Shares of Allied Capital Corp have been wiped out over the past year, but David Einhorn, the hedge fund manager who has famously shorted the business lender's stock, feels more vexed than vindicated.Allied stock is now around 97 percent lower from where Einhorn sold it short. Einhorn's comment above about how far more widespread the problem was than he realized is exactly correct. My review will show why--on a fundamental level--and, in doing so, show the fuller, true value of Fooling Some of the People.
That's because the past year's financial markets collapse has produced even more serious fall-out. From the demise of Lehman Brothers to Bernard Madoff's massive Ponzi scheme, the questionable accounting practices of a small lender was just one product of sleepy regulatory oversight, Einhorn told Reuters in an interview.

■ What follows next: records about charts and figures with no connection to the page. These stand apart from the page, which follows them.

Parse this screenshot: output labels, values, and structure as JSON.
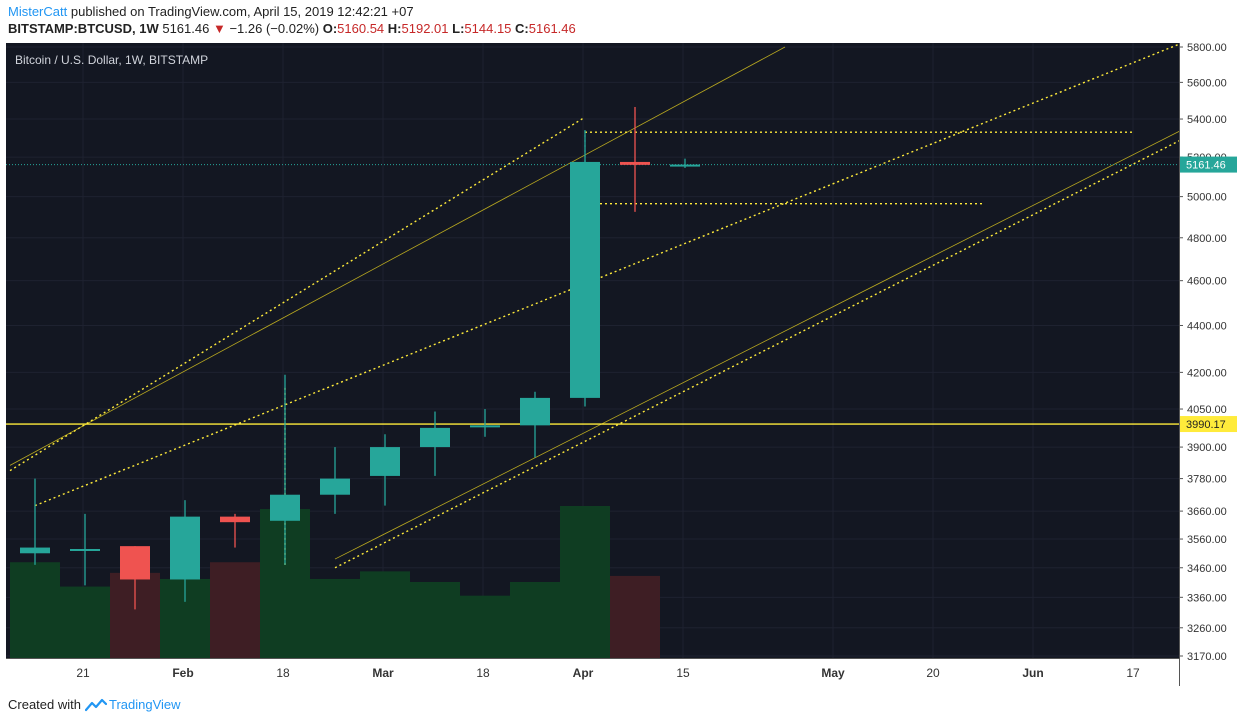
{
  "header": {
    "author": "MisterCatt",
    "published_text": "published on TradingView.com, April 15, 2019 12:42:21 +07",
    "symbol": "BITSTAMP:BTCUSD",
    "interval": ", 1W",
    "last": "5161.46",
    "change_arrow": "▼",
    "change": "−1.26 (−0.02%)",
    "open_label": "O:",
    "open": "5160.54",
    "high_label": "H:",
    "high": "5192.01",
    "low_label": "L:",
    "low": "5144.15",
    "close_label": "C:",
    "close": "5161.46"
  },
  "footer": {
    "created_with": "Created with",
    "brand": "TradingView"
  },
  "chart_data": {
    "type": "candlestick",
    "title": "Bitcoin / U.S. Dollar, 1W, BITSTAMP",
    "y_scale": "log",
    "ylim": [
      3170,
      5800
    ],
    "y_ticks": [
      3170,
      3260,
      3360,
      3460,
      3560,
      3660,
      3780,
      3900,
      4050,
      4200,
      4400,
      4600,
      4800,
      5000,
      5200,
      5400,
      5600,
      5800
    ],
    "y_tick_labels": [
      "3170.00",
      "3260.00",
      "3360.00",
      "3460.00",
      "3560.00",
      "3660.00",
      "3780.00",
      "3900.00",
      "4050.00",
      "4200.00",
      "4400.00",
      "4600.00",
      "4800.00",
      "5000.00",
      "5200.00",
      "5400.00",
      "5600.00",
      "5800.00"
    ],
    "x_ticks": [
      {
        "week": 1,
        "label": "21"
      },
      {
        "week": 3,
        "label": "Feb"
      },
      {
        "week": 5,
        "label": "18"
      },
      {
        "week": 7,
        "label": "Mar"
      },
      {
        "week": 9,
        "label": "18"
      },
      {
        "week": 11,
        "label": "Apr"
      },
      {
        "week": 13,
        "label": "15"
      },
      {
        "week": 16,
        "label": "May"
      },
      {
        "week": 18,
        "label": "20"
      },
      {
        "week": 20,
        "label": "Jun"
      },
      {
        "week": 22,
        "label": "17"
      }
    ],
    "candles": [
      {
        "o": 3510,
        "h": 3780,
        "l": 3470,
        "c": 3530
      },
      {
        "o": 3525,
        "h": 3650,
        "l": 3400,
        "c": 3525
      },
      {
        "o": 3535,
        "h": 3535,
        "l": 3320,
        "c": 3420
      },
      {
        "o": 3420,
        "h": 3700,
        "l": 3345,
        "c": 3640
      },
      {
        "o": 3640,
        "h": 3650,
        "l": 3530,
        "c": 3620
      },
      {
        "o": 3625,
        "h": 4190,
        "l": 3470,
        "c": 3720
      },
      {
        "o": 3720,
        "h": 3900,
        "l": 3650,
        "c": 3780
      },
      {
        "o": 3790,
        "h": 3950,
        "l": 3680,
        "c": 3900
      },
      {
        "o": 3900,
        "h": 4040,
        "l": 3790,
        "c": 3975
      },
      {
        "o": 3980,
        "h": 4050,
        "l": 3940,
        "c": 3985
      },
      {
        "o": 3985,
        "h": 4120,
        "l": 3860,
        "c": 4095
      },
      {
        "o": 4095,
        "h": 5340,
        "l": 4060,
        "c": 5175
      },
      {
        "o": 5175,
        "h": 5465,
        "l": 4925,
        "c": 5160
      },
      {
        "o": 5160.54,
        "h": 5192.01,
        "l": 5144.15,
        "c": 5161.46
      }
    ],
    "volume_relative": [
      0.63,
      0.47,
      0.56,
      0.52,
      0.63,
      0.98,
      0.52,
      0.57,
      0.5,
      0.41,
      0.5,
      1.0,
      0.54,
      0.0
    ],
    "horizontal_lines": [
      {
        "price": 3990.17,
        "label": "3990.17",
        "color": "#ffeb3b"
      },
      {
        "price": 5161.46,
        "label": "5161.46",
        "color": "#26a69a"
      }
    ],
    "colors": {
      "background": "#131722",
      "up": "#26a69a",
      "down": "#ef5350",
      "volume_up": "#0f3d22",
      "volume_down": "#3e1e24",
      "trendline": "#ffeb3b"
    },
    "trendlines": [
      {
        "p1": [
          -0.5,
          3830
        ],
        "p2": [
          15.0,
          5800
        ],
        "style": "thin"
      },
      {
        "p1": [
          -0.5,
          3810
        ],
        "p2": [
          11.0,
          5410
        ],
        "style": "dotted"
      },
      {
        "p1": [
          0.0,
          3680
        ],
        "p2": [
          23.0,
          5830
        ],
        "style": "dotted"
      },
      {
        "p1": [
          6.0,
          3490
        ],
        "p2": [
          23.0,
          5350
        ],
        "style": "thin"
      },
      {
        "p1": [
          6.0,
          3460
        ],
        "p2": [
          23.0,
          5300
        ],
        "style": "dotted"
      },
      {
        "p1": [
          11.0,
          5330
        ],
        "p2": [
          22.0,
          5330
        ],
        "style": "dotted"
      },
      {
        "p1": [
          11.3,
          4965
        ],
        "p2": [
          19.0,
          4965
        ],
        "style": "dotted"
      },
      {
        "p1": [
          5.0,
          3470
        ],
        "p2": [
          5.0,
          4140
        ],
        "style": "dotted"
      },
      {
        "p1": [
          11.0,
          5175
        ],
        "p2": [
          11.0,
          5340
        ],
        "style": "dotted-teal"
      }
    ]
  }
}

"What we've seen a year later is that Allied was the tip of an iceberg; that this kind of questionable ethic, philosophy and business practice was far more widespread than I recognized at the time," he said. "Our country, our economy, is paying a huge price for that."

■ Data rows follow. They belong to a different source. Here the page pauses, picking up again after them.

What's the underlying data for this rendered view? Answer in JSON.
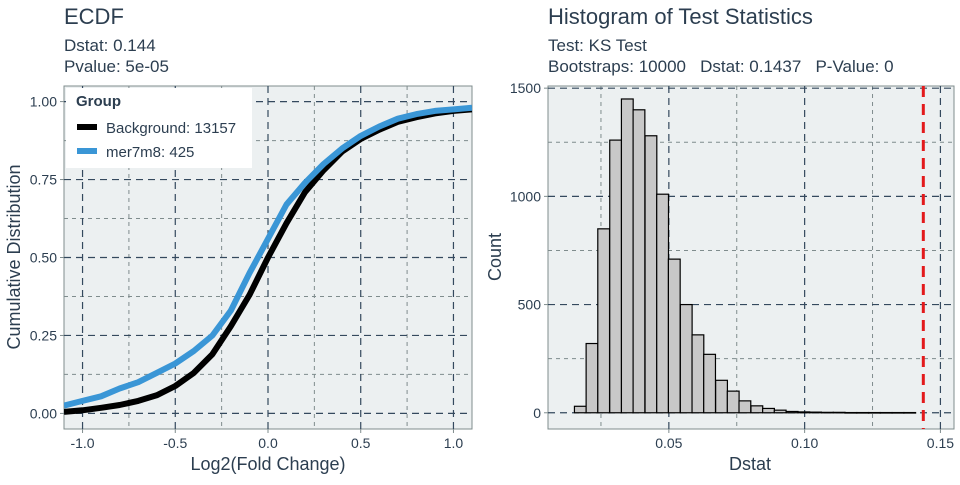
{
  "chart_data": [
    {
      "type": "line",
      "title": "ECDF",
      "subtitle_lines": [
        "Dstat: 0.144",
        "Pvalue: 5e-05"
      ],
      "xlabel": "Log2(Fold Change)",
      "ylabel": "Cumulative Distribution",
      "xlim": [
        -1.1,
        1.1
      ],
      "ylim": [
        -0.05,
        1.05
      ],
      "x_ticks": [
        -1.0,
        -0.5,
        0.0,
        0.5,
        1.0
      ],
      "x_tick_labels": [
        "-1.0",
        "-0.5",
        "0.0",
        "0.5",
        "1.0"
      ],
      "y_ticks": [
        0.0,
        0.25,
        0.5,
        0.75,
        1.0
      ],
      "y_tick_labels": [
        "0.00",
        "0.25",
        "0.50",
        "0.75",
        "1.00"
      ],
      "grid": true,
      "legend": {
        "title": "Group",
        "placement": "top-left",
        "entries": [
          "Background: 13157",
          "mer7m8: 425"
        ]
      },
      "series": [
        {
          "name": "Background: 13157",
          "color": "#000000",
          "x": [
            -1.1,
            -1.0,
            -0.9,
            -0.8,
            -0.7,
            -0.6,
            -0.5,
            -0.4,
            -0.3,
            -0.2,
            -0.1,
            0.0,
            0.1,
            0.2,
            0.3,
            0.4,
            0.5,
            0.6,
            0.7,
            0.8,
            0.9,
            1.0,
            1.1
          ],
          "y": [
            0.005,
            0.01,
            0.018,
            0.027,
            0.04,
            0.058,
            0.088,
            0.13,
            0.19,
            0.28,
            0.38,
            0.5,
            0.61,
            0.71,
            0.78,
            0.84,
            0.88,
            0.91,
            0.935,
            0.95,
            0.962,
            0.97,
            0.975
          ]
        },
        {
          "name": "mer7m8: 425",
          "color": "#3a96d6",
          "x": [
            -1.1,
            -1.0,
            -0.9,
            -0.8,
            -0.7,
            -0.6,
            -0.5,
            -0.4,
            -0.3,
            -0.2,
            -0.1,
            0.0,
            0.1,
            0.2,
            0.3,
            0.4,
            0.5,
            0.6,
            0.7,
            0.8,
            0.9,
            1.0,
            1.1
          ],
          "y": [
            0.025,
            0.04,
            0.055,
            0.08,
            0.1,
            0.13,
            0.16,
            0.2,
            0.25,
            0.33,
            0.45,
            0.56,
            0.67,
            0.74,
            0.8,
            0.85,
            0.89,
            0.92,
            0.945,
            0.96,
            0.97,
            0.975,
            0.98
          ]
        }
      ]
    },
    {
      "type": "bar",
      "title": "Histogram of Test Statistics",
      "subtitle_lines": [
        "Test: KS Test",
        "Bootstraps: 10000   Dstat: 0.1437   P-Value: 0"
      ],
      "xlabel": "Dstat",
      "ylabel": "Count",
      "xlim": [
        0.0055,
        0.155
      ],
      "ylim": [
        -75,
        1510
      ],
      "x_ticks": [
        0.05,
        0.1,
        0.15
      ],
      "x_tick_labels": [
        "0.05",
        "0.10",
        "0.15"
      ],
      "y_ticks": [
        0,
        500,
        1000,
        1500
      ],
      "y_tick_labels": [
        "0",
        "500",
        "1000",
        "1500"
      ],
      "grid": true,
      "bin_width": 0.00433,
      "bin_centers": [
        0.0174,
        0.0217,
        0.026,
        0.0304,
        0.0347,
        0.039,
        0.0434,
        0.0477,
        0.052,
        0.0564,
        0.0607,
        0.065,
        0.0694,
        0.0737,
        0.078,
        0.0824,
        0.0867,
        0.091,
        0.0954,
        0.0997,
        0.104,
        0.1084,
        0.1127,
        0.117,
        0.1214,
        0.1257,
        0.13,
        0.1344,
        0.1387
      ],
      "values": [
        30,
        320,
        850,
        1260,
        1450,
        1400,
        1280,
        1010,
        710,
        500,
        360,
        270,
        150,
        100,
        55,
        32,
        20,
        12,
        6,
        4,
        3,
        2,
        2,
        1,
        1,
        1,
        1,
        1,
        1
      ],
      "bar_fill": "#c8c8c8",
      "bar_stroke": "#000000",
      "reference_line": {
        "x": 0.1437,
        "color": "#e31a1c",
        "style": "dashed"
      }
    }
  ]
}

Einhorn, head of the $5 billion hedge fund firm Greenlight Capital, made headlines in May 2002 when he told an audience he believed Allied's stock was overvalued. He argued Allied was slow to mark down depressed assets -- often equity stakes in small private companies -- and stretched accounting rules.

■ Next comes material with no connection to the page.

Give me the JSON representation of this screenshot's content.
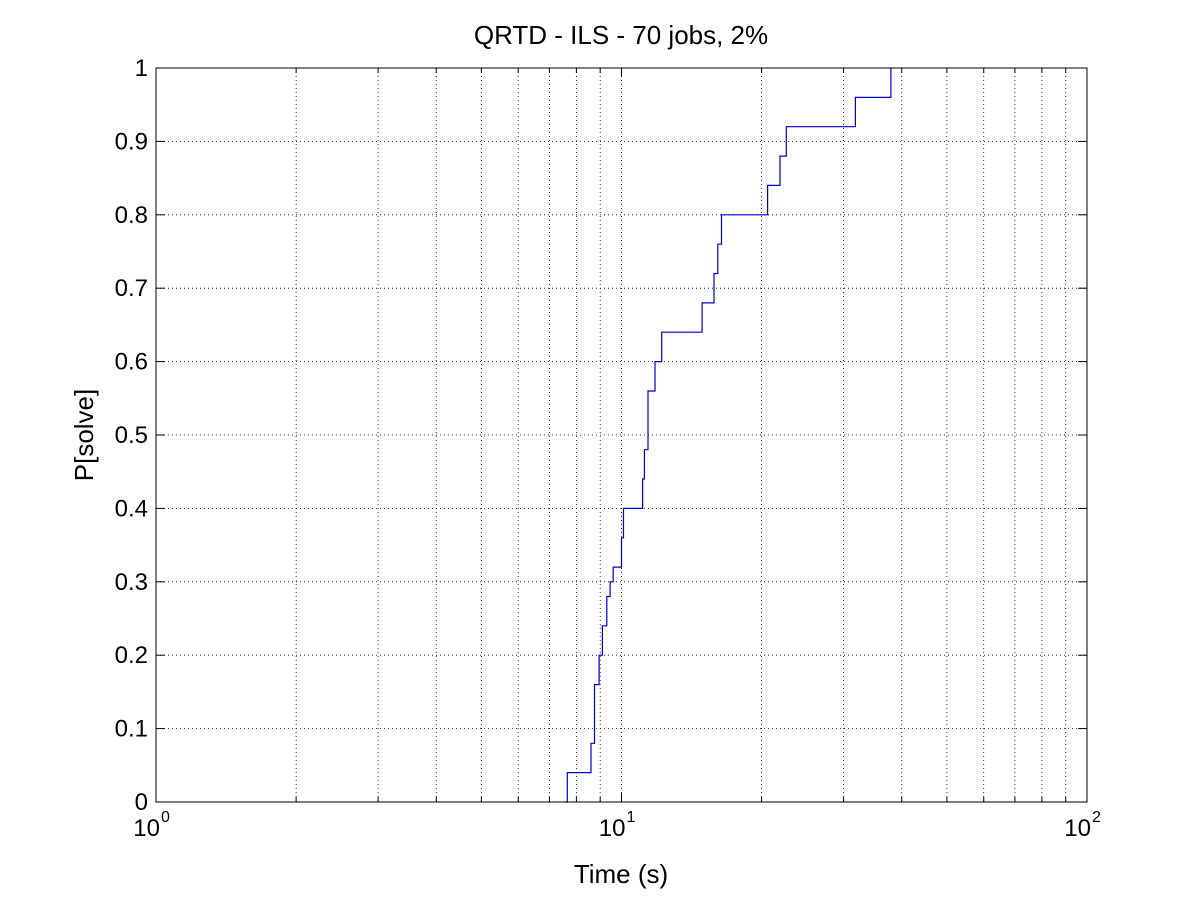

Greenlight shorted the stock, meaning it would profit if Allied's price fell. Einhorn also submitted what he considered red flags to the Securities and Exchange Commission, expecting that the agency would investigate.
Instead, what followed was a long public battle between Einhorn and Allied, which denied and continues to deny wrongdoing, as well as SEC scrutiny of the hedge fund manager's short-selling activities.